Title: Transcultural objects and colonial realpolitik in the princely state of Travancore, India – The history of Queen Victoria’s ivory throne
Lecturer: Deepthi Murali (Roy Rosenzweig Center for History and New Media, George Mason University)
Format: Online interactive lecture
Date: 07 April 2021; 14:00 – 15:00 p.m. CET
Organized by: International Institute for Asian Studies, Leiden, the Netherlands
In 1876, Queen Victoria took the title of Empress of India. Her first official photograph shows her dressed in all black, seated regally on an exquisite ivory throne. The photograph is about the Empress, front and centre. But over her head, like a spectre, rises the pinnacle of the throne. This pinnacle is not the heraldic British lion but a conch shell, the symbol for the king of Travancore.
In this talk, Dr Deepthi Murali examines the transcultural nature of the production of art objects in the mid-nineteenth century in the princely state of Travancore, India, through the study of an ivory throne and footstool made for Queen Victoria. Presented to her as a gift on the occasion of The Great Exhibition of 1851 by Uthram Thirunal Martanda Varma, the king of Travancore, the throne quickly became one of the most popular exhibits. Later, it became part of the imperial interiors, and in 1876, it became Victoria’s chair of state.

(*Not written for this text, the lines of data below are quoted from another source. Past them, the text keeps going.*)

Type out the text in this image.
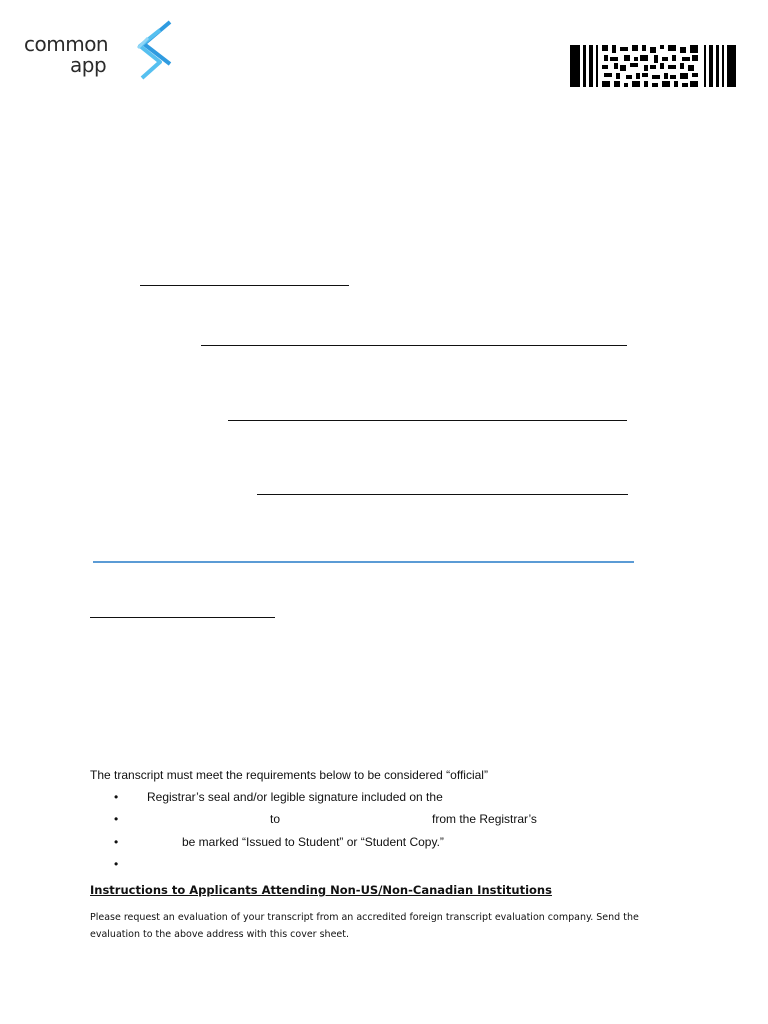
common
app
The transcript must meet the requirements below to be considered “official”
• Registrar’s seal and/or legible signature included on the
•	to	from the Registrar’s
•	be marked “Issued to Student” or “Student Copy.”
•
Instructions to Applicants Attending Non-US/Non-Canadian Institutions
Please request an evaluation of your transcript from an accredited foreign transcript evaluation company. Send the evaluation to the above address with this cover sheet.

The throne’s popularity not only gave birth to an international ivory carving industry in Travancore that employed many lower caste artists for the next century. Moreover, the transcultural nature of the throne made it an object capable of diplomatic communiqué between an endangered princely state and the British imperial centre at a time when the British East India Company continued direct rule on the subcontinent.
The ‘throne diplomacy’, as Deepthi Murali calls it, demonstrates the ability of transcultural objects to mediate between different cultural spheres, especially in spaces where human mediation was perhaps not possible. Simultaneously, Murali enumerates the nature of transcultural artistic production and processes in the sub-imperial princely sphere in the mid-nineteenth century.